Кто о чем. И вдруг молнией мелькнуло: она права! Если все будут помогать тому, чему действительно можно помочь, тогда того, чему действительно нельзя помочь, не будет! Если все будут действовать в пределах возможного, возможности станут беспредельны!
Психологическая трагедия кризиса не в том, что где-то там не получаются реформы, а в том, что у людей опускаются руки и они перестают делать то, что всегда могли делать. Миллионы этих малых несделанных дел для судьбы страны важнее любых реформ.
Подобно тому, как за ледоколом, взрезающим льды, они позади снова смыкаются, за разумом, взрезающим глупость, снова смыкается глупость. Где выход? Выход есть!
Разум должен тащить и тащить за собой практическую задачу, как ледокол, ведущий за собой караван судов. Тогда льды и глупость долго не смыкаются. Только, ради бога, не надо путать ледокол с ледорубом. У российских политиков есть такая склонность.
…Вы будете смеяться, но наш поезд за ночь не рассыпался, как бусы все той же красотки, забившейся в истерике если не от вида вагона, так от частоты упоминания ее.
Он точно по расписанию остановился на станции «Семь колодезей», где нас встретили друзья. Воры, по-видимому, узнав о чуткости сна нашей проводницы, не посмели сунуться в наш вагон.
К несчастью, сон проводницы соседнего вагона был не столь чуток. Там одного пассажира начисто обворовали. Мало того, что взяли чемоданы и его верхнюю одежду, так они еще мимоходом допили его водку, которая в бутылке оставалась стоять на столике. Правда, бутылку, допив, оставили, но все равно грабеж возмутительный, с оттенком садизма. Человек остался в трусах и носках.
Уверен, что под укороченной простыней он спал в носках, чтобы не глядеть на свои голые неподвижные ступни и не думать о бренности существования. Так что укороченная простыня помогла ему сохранить хотя бы носки. Но, с другой стороны, если бы он снял носки и всю ночь, думая о бренности существования, глядел бы на свои голые неподвижные ступни, его бы не ограбили. Ну иногда, чтобы не совсем падать духом, можно было бы слегка пошевелить пальцами ног.

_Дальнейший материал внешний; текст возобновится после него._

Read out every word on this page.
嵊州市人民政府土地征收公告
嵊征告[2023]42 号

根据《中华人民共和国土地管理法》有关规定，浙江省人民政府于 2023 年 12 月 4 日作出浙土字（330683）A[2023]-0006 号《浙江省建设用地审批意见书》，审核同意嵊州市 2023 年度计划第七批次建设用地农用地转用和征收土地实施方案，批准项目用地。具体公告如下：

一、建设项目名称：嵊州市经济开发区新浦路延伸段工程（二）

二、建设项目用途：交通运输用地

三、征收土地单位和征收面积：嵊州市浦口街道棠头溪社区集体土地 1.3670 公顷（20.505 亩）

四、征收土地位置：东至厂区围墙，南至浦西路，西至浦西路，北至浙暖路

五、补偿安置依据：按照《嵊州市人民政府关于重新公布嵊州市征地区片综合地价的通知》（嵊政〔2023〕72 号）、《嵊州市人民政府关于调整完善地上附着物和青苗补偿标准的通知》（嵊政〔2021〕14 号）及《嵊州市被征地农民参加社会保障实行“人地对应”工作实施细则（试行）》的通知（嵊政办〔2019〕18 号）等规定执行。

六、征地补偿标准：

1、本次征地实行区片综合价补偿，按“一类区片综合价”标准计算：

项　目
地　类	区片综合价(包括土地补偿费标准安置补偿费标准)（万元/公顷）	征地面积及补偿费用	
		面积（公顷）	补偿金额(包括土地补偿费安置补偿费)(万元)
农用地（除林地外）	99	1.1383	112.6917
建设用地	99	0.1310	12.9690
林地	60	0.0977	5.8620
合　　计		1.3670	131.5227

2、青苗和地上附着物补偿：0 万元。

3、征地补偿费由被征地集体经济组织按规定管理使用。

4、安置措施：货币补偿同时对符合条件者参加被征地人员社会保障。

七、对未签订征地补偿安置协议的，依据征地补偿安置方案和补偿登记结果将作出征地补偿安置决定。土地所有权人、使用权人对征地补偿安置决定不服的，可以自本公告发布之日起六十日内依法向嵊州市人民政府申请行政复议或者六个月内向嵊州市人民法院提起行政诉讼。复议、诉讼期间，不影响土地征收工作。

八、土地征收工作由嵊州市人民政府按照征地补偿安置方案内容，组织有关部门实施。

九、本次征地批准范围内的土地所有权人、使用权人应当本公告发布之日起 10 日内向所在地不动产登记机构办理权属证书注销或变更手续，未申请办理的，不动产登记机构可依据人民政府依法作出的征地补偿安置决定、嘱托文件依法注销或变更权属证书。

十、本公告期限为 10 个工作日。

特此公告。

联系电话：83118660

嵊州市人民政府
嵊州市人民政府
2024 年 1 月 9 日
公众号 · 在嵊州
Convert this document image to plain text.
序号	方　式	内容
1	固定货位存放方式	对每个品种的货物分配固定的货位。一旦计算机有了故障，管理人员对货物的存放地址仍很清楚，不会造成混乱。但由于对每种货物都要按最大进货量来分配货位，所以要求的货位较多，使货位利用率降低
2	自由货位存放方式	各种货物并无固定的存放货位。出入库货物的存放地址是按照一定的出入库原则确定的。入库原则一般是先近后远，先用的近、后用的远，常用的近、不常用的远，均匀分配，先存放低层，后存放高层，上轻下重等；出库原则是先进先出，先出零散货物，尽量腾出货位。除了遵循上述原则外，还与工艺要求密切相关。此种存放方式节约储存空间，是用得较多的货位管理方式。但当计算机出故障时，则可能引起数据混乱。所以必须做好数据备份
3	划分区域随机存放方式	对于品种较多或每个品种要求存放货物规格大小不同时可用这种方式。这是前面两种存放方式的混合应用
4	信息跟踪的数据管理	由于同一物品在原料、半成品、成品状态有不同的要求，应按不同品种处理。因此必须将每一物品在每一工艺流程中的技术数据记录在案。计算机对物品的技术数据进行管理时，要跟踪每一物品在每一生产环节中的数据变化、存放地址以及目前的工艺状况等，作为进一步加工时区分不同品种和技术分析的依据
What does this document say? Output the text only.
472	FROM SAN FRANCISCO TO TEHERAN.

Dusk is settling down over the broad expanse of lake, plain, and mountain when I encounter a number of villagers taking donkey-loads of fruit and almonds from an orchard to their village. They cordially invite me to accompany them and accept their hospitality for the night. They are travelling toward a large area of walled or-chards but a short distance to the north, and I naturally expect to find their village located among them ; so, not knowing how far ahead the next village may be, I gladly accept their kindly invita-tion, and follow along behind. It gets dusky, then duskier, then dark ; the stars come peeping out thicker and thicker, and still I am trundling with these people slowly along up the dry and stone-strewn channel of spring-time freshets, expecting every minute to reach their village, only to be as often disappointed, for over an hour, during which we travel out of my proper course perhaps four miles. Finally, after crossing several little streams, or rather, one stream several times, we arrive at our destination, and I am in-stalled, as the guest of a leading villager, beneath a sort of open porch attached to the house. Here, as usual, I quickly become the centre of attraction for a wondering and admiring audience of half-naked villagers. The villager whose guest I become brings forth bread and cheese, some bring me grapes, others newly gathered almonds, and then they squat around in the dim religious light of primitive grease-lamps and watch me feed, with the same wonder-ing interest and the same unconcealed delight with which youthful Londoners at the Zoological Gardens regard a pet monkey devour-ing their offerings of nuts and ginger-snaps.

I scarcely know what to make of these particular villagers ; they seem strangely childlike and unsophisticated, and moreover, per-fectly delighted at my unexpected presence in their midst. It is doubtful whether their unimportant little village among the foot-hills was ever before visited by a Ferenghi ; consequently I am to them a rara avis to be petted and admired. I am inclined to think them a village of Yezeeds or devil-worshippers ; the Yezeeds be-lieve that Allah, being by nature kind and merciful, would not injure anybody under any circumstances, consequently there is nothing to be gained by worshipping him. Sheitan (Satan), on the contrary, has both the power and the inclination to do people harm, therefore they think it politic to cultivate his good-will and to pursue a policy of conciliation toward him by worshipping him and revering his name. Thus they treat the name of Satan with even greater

Бедняга, говорят, в одних носках и трусах с пустой бутылкой в руке носился по составу в поисках начальника поезда с тем, чтобы снять отпечатки пальцев с бутылки и при помощи них когда-нибудь разоблачить воров. Тут он с горя явно потерял чувство реальности. Что ж, эта бутылка сама влетела в его купе и к ней никто не притрагивался, кроме него и воров?
Что было в более отдаленных вагонах – мы не знаем. О новых махновцах, останавливающих поезда, даже говорить не приходится. Во всяком случае пока.
Кстати, в день нашего приезда правительство Украины вспыльчиво объявило, что с этого дня запрещает менять рубли на гривны. Откуда такая вспыльчивость? Иной писатель с манией преследования сказал бы, что правительство это сделало, тщательно проследив за его поездкой в Крым. Но я этого не говорю. Наша скупердяйская сдержанность в поезде была отомщена. Но мы приехали к друзьям, и финансовые капризы украинских властей нам почти ничем не угрожали.
И тут я вспомнил! Так вот почему лица обменщиков денег вчера к двенадцати часам ночи так омрачились. Они что-то уже знали. Украинцы, видимо, еще умеют хранить государственные тайны, особенно от москалей. Но, с другой стороны, теперь совершенно ясно, что их напряженные лица пытались нам телепатически внушить: «Меняйте – завтра будет поздно!» Так вот чем вызвано братское страдание на их лицах, а я его принял черт знает за что!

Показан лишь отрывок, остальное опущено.